Ralph Hochman & Co. v. Fort Stanwix Mfg. Co.
This text of 284 F. Supp. 1000 (Ralph Hochman & Co. v. Fort Stanwix Mfg. Co.) is published on Counsel Stack Legal Research, covering District Court, N.D. New York primary law. Counsel Stack provides free access to over 12 million legal documents including statutes, case law, regulations, and constitutions.
Opinion
Defendant having filed a motion on December 4, 1967 to dismiss the com[1001]*1001plaint in the instant action, which was commenced on August 30, 1967, “on the ground that the institution and prosecution by plaintiff against defendant, in this Court, of Civil Action 9702, which action was instituted in August, 1963, constituted an election of remedies by plaintiff which bars and precludes plaintiff from maintaining the above entitled action”; and
The Court having heard arguments of counsel at Syracuse on January 8, 1968, and having received and considered the complaint, answer, motion, affidavits, exhibits and briefs of counsel; and
The Court having construed defendant’s motion to dismiss as a motion for summary judgment based upon defendant’s seventh affirmative defense, Rule 56, Fed.R.Civ.P., since matters outside the pleadings have been presented to, and not excluded by, the Court,1 pursuant to Rule 12(b), Fed.R.Civ.P.; and
The Court being of the opinion that defendant’s motion, thus construed, should be denied, since defendant is not entitled to judgment as a matter of law for the reasons that
(1) This being a diversity action2 for breach of contract, the substantive law of New York, as the forum state, must be applied in ruling upon defendant’s claim based on the doctrine of election of remedies. Erie v. Tompkins, 304 U.S. 64 (1938).3
(2) Plaintiff’s claim in the instant action for breach of that provision of the May 23, 1961 contract pursuant to which plaintiff was to be permitted, as exclusive agent, to sell the physical assets of defendant’s business prior to December 1, 1961, is not so irreconcilable with plaintiff’s earlier claim in Civil Action 9702 (that it was entitled to brokerage commissions as a result of the August 12, 1961 agreement entered into between defendant and Mandell Industries) that plaintiff should be barred from maintaining the instant action by the harsh application of the doctrine of election of remedies. Smith v. Kirkpatrick, 305 N.Y. 66, 111 N.E.2d 209 (1953).

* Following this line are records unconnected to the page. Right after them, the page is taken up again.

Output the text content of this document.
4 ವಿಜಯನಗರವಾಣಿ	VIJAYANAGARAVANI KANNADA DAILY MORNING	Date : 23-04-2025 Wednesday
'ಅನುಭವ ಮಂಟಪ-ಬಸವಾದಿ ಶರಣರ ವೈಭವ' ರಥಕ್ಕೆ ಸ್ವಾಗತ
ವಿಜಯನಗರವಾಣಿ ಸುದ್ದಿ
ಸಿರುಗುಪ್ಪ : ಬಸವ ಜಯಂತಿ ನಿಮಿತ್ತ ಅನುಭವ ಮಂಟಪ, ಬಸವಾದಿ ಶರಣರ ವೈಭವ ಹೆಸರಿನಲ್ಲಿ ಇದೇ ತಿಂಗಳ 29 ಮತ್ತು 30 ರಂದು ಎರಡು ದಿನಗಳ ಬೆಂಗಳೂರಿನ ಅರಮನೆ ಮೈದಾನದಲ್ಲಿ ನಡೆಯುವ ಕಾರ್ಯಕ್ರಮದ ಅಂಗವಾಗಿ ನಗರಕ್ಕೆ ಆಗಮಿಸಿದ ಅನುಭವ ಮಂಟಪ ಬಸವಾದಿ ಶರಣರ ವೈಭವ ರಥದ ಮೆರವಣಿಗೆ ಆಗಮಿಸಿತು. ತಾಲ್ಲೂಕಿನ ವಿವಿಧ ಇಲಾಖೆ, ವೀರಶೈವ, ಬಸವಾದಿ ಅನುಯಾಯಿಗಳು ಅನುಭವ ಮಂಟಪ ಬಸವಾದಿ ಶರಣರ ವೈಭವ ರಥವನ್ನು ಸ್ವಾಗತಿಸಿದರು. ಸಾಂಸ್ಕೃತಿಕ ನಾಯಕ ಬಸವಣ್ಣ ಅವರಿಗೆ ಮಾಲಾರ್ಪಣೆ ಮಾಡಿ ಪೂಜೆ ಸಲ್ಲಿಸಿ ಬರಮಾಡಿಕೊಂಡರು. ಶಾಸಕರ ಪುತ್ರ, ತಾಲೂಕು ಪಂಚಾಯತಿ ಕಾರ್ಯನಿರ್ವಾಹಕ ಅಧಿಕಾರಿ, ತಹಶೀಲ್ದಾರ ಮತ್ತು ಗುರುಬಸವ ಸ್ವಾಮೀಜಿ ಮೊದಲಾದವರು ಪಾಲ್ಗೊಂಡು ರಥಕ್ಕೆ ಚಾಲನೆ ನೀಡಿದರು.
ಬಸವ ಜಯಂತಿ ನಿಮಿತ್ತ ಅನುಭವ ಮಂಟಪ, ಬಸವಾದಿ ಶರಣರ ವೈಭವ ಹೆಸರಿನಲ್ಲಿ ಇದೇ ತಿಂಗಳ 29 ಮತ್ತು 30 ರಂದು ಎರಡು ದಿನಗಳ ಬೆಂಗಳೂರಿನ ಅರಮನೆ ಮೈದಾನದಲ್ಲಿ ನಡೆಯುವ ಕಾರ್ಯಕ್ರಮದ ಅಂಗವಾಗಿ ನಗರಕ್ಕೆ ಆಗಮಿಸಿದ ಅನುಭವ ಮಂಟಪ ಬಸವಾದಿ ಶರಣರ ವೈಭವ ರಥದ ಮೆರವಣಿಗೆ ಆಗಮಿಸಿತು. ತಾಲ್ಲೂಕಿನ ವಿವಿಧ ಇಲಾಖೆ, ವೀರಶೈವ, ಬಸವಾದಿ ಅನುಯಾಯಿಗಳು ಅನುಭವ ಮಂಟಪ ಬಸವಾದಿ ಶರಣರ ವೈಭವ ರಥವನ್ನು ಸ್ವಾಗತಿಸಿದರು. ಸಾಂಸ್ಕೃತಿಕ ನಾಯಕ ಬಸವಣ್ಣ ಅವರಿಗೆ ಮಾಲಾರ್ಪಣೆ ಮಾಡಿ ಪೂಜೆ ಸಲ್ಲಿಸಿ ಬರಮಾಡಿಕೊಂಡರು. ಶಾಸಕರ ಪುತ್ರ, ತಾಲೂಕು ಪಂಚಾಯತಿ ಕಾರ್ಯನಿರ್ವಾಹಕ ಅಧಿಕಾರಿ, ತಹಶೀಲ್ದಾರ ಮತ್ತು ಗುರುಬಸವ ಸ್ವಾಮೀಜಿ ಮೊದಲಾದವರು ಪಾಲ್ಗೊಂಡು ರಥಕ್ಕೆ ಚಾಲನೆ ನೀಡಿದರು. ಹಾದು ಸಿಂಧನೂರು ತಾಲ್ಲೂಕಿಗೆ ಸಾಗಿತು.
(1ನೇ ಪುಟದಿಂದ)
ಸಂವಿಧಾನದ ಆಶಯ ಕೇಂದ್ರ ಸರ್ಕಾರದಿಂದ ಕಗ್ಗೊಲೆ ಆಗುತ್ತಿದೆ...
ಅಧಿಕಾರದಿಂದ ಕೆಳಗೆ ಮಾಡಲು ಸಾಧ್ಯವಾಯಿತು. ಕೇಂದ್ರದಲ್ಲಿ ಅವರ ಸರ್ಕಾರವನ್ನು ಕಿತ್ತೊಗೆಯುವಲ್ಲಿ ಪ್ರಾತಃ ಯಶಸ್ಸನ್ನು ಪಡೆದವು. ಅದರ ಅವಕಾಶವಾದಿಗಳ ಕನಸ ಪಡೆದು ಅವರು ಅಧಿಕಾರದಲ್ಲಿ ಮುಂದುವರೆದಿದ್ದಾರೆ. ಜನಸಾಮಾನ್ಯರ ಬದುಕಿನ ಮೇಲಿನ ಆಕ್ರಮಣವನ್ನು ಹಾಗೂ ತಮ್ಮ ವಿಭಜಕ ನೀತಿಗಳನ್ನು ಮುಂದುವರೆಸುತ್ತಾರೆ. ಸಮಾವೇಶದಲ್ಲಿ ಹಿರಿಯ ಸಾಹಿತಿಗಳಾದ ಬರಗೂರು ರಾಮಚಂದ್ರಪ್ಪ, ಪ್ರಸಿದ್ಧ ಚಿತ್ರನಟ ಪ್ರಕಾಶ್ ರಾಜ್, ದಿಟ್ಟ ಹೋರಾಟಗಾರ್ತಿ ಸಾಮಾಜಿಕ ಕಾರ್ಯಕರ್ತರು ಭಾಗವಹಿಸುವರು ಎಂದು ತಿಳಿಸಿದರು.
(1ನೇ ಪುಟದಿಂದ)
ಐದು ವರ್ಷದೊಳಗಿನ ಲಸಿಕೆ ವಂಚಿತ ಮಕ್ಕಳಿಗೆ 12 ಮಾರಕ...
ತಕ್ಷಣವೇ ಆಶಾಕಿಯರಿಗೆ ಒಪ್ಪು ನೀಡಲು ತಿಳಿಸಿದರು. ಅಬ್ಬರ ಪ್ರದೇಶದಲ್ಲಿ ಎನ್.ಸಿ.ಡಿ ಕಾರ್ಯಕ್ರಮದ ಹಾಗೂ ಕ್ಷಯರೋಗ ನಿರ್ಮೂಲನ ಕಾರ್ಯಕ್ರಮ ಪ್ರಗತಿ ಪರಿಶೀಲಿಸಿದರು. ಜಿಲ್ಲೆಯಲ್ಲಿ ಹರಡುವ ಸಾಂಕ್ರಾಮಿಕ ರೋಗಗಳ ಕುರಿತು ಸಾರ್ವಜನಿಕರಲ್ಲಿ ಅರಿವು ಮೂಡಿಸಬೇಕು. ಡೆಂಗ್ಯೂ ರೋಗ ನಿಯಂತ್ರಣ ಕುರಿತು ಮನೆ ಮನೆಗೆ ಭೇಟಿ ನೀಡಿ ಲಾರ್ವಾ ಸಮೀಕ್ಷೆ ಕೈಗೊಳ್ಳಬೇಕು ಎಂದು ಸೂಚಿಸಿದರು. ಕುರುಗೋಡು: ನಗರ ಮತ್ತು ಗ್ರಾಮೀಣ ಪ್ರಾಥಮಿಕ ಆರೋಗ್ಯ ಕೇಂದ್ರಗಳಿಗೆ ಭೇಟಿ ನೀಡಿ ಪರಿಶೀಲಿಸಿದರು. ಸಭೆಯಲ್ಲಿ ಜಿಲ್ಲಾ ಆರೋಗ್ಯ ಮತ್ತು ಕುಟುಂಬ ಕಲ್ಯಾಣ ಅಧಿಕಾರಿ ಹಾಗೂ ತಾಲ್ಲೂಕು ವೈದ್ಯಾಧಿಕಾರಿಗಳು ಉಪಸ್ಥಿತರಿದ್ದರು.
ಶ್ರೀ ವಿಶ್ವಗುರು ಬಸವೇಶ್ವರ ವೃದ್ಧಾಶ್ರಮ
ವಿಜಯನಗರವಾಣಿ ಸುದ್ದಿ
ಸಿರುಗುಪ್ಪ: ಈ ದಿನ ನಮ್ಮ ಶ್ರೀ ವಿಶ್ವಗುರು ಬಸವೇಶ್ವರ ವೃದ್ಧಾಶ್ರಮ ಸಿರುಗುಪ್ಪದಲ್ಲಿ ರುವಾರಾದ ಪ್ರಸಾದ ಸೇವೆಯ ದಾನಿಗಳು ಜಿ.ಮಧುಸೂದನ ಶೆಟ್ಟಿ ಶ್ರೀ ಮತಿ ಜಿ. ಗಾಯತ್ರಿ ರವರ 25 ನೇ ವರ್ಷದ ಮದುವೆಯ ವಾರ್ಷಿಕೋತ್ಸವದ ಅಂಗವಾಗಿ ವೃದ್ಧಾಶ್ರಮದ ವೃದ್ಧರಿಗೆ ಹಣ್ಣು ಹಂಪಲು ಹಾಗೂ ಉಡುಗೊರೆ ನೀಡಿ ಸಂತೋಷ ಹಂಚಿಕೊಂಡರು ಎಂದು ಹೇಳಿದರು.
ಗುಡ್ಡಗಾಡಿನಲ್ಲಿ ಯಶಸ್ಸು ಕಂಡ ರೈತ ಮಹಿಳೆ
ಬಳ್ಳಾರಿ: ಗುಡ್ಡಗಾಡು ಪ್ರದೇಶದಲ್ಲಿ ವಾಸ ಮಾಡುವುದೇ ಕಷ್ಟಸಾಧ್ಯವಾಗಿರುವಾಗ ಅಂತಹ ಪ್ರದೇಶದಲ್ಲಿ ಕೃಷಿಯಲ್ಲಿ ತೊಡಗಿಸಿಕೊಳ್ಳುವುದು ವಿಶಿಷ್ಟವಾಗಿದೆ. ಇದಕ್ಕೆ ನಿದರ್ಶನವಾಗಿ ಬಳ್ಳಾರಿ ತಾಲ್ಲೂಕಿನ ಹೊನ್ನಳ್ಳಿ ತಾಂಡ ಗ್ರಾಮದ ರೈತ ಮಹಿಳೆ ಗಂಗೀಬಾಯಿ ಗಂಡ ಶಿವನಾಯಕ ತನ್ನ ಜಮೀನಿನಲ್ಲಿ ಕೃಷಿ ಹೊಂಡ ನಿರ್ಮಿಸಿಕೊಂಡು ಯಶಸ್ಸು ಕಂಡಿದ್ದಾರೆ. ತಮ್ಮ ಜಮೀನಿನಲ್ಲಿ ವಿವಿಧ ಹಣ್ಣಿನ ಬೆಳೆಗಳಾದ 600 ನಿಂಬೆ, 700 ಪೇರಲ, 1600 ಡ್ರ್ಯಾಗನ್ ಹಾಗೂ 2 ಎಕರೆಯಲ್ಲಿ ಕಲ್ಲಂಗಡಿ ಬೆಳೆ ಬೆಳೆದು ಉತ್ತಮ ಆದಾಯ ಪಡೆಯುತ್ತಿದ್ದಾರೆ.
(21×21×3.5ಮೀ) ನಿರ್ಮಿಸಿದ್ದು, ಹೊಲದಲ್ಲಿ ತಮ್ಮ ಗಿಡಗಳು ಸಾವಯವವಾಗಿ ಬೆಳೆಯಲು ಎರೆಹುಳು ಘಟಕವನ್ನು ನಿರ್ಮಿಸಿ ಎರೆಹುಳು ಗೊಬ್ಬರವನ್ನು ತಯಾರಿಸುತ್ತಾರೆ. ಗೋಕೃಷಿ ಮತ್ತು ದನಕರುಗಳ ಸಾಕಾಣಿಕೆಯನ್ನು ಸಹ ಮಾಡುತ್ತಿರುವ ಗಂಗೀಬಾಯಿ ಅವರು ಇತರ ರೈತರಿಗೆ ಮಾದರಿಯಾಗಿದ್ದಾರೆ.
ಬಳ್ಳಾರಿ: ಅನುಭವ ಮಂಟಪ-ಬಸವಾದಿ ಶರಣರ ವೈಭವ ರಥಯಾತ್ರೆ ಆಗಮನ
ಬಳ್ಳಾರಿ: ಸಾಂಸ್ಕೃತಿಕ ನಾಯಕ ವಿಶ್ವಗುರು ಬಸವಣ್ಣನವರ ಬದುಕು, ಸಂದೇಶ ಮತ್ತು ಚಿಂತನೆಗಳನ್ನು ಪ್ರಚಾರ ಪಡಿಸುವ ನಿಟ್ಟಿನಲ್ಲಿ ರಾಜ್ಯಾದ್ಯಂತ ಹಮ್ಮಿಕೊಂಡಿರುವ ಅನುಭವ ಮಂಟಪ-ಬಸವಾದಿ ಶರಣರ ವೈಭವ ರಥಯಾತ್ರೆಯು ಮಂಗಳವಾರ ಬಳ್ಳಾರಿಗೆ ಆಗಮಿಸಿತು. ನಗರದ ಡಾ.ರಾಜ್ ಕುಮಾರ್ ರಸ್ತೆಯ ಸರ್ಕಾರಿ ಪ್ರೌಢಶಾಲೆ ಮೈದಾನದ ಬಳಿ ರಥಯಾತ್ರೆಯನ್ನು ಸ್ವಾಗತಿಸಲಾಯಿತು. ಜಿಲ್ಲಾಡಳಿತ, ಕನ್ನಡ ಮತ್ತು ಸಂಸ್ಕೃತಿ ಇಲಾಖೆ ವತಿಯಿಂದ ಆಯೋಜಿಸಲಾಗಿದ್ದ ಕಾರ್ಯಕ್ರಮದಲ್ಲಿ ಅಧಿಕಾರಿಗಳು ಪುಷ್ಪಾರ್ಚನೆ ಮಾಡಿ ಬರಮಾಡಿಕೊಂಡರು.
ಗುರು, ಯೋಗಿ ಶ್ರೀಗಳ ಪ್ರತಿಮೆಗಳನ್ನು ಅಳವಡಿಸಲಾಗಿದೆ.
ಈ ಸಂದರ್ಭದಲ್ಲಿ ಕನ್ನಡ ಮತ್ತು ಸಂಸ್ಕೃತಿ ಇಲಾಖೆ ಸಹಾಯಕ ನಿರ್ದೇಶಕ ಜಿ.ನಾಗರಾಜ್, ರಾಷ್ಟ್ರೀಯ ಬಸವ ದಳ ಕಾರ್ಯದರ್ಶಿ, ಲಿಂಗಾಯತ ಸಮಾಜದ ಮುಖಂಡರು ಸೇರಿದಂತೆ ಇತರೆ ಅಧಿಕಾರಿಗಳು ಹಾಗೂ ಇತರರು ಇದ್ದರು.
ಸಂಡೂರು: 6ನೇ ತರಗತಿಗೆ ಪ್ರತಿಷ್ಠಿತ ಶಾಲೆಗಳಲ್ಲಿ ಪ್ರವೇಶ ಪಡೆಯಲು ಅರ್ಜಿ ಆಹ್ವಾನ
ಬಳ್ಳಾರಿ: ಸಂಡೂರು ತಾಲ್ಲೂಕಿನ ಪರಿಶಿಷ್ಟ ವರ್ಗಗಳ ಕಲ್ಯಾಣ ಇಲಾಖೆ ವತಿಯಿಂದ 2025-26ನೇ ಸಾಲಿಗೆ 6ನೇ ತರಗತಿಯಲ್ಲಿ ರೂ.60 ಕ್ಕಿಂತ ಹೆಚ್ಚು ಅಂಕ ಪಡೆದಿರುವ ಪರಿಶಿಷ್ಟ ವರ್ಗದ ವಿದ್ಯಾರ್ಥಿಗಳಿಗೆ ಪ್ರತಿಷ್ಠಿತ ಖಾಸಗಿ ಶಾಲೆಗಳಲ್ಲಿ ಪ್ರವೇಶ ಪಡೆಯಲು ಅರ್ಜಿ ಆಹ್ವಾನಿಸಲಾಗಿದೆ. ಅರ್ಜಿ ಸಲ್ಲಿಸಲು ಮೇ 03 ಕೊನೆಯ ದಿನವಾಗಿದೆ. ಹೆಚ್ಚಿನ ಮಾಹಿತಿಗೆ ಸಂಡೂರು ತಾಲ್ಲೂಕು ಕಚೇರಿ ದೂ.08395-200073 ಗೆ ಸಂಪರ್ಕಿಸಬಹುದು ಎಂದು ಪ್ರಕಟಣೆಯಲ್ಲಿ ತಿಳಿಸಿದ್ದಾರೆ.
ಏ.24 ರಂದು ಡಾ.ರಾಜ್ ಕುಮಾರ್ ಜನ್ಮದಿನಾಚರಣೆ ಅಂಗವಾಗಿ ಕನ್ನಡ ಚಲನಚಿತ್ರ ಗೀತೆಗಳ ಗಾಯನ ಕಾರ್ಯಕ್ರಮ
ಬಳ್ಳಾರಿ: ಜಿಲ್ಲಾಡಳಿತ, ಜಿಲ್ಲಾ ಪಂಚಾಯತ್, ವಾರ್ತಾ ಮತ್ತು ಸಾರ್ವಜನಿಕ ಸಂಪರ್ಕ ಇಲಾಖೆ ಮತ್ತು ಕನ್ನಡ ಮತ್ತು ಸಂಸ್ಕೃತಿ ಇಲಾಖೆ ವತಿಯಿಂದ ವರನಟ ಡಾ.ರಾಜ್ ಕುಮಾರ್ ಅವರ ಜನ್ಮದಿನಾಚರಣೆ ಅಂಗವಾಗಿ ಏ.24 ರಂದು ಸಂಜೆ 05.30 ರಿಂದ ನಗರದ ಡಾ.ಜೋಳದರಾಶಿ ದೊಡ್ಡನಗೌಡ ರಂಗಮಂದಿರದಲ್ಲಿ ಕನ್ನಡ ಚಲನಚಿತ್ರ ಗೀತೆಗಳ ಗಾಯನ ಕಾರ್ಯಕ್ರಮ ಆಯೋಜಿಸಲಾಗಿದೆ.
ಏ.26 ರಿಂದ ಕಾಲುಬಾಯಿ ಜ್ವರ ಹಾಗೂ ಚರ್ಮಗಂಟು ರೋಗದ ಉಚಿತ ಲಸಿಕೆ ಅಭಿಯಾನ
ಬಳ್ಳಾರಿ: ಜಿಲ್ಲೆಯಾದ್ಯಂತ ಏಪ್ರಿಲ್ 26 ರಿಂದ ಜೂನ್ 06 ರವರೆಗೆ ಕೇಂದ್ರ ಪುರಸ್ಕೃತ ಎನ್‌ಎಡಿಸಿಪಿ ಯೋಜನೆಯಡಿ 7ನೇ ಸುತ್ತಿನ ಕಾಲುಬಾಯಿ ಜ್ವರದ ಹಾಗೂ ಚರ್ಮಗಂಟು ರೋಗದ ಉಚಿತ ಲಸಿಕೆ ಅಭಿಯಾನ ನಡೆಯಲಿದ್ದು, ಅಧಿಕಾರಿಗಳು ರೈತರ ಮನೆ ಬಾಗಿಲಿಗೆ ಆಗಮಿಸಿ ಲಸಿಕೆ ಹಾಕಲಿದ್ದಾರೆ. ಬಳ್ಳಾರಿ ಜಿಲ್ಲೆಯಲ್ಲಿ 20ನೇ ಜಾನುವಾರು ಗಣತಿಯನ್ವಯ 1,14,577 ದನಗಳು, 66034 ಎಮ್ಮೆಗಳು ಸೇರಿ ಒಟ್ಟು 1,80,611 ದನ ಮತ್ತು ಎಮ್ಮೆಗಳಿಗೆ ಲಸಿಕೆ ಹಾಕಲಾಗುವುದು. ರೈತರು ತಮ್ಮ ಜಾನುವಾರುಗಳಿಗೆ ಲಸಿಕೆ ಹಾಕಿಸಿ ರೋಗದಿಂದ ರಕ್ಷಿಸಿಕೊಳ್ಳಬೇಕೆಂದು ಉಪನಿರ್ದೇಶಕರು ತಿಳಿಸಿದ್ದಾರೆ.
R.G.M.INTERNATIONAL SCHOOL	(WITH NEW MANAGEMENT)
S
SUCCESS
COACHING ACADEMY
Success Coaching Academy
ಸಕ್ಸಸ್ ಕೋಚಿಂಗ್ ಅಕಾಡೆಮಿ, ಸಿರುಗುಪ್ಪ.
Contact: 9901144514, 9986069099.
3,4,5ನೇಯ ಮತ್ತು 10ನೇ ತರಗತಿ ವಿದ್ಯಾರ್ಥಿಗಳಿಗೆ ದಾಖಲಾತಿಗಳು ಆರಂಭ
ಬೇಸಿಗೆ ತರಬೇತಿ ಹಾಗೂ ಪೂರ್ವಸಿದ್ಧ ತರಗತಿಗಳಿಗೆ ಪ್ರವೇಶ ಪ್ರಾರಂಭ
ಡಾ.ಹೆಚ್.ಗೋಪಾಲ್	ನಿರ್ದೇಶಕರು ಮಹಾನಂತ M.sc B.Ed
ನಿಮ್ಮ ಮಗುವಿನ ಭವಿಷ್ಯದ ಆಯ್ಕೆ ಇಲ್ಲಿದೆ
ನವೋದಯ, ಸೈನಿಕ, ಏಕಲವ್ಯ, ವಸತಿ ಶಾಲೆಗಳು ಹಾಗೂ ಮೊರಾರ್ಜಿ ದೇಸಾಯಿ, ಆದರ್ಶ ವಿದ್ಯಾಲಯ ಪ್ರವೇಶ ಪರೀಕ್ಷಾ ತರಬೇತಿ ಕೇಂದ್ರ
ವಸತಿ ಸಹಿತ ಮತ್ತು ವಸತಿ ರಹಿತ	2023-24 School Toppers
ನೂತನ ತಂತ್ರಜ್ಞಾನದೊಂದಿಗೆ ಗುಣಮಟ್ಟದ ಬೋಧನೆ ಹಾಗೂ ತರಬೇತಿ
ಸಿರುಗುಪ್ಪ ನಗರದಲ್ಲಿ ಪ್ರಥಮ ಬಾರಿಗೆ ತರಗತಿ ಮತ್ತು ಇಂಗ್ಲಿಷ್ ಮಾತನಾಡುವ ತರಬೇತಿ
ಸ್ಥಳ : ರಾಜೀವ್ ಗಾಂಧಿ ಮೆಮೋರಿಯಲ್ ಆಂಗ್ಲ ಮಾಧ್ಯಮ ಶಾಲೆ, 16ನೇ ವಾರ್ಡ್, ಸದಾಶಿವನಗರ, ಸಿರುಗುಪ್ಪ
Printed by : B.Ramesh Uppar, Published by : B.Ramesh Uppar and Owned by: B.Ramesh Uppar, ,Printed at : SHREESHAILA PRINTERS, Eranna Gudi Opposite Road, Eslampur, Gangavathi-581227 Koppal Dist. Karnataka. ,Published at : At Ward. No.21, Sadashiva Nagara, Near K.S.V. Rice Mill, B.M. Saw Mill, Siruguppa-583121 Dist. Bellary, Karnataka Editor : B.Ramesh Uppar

(3) Plaintiff has never disaffirmed the existence of the underlying contract of May 23, 1961; it has pursued two reconcilable claims, in [1002]*1002separate actions, based on separate provisions of said agreement,
it is therefore
ORDERED that defendant’s motion to dismiss, construed as a motion for summary judgment based upon defendant’s seventh affirmative defense alleging an election of remedies by plaintiff, be, and the same hereby is, denied.
Chief Judge of the District of Connecticut, sitting by designation.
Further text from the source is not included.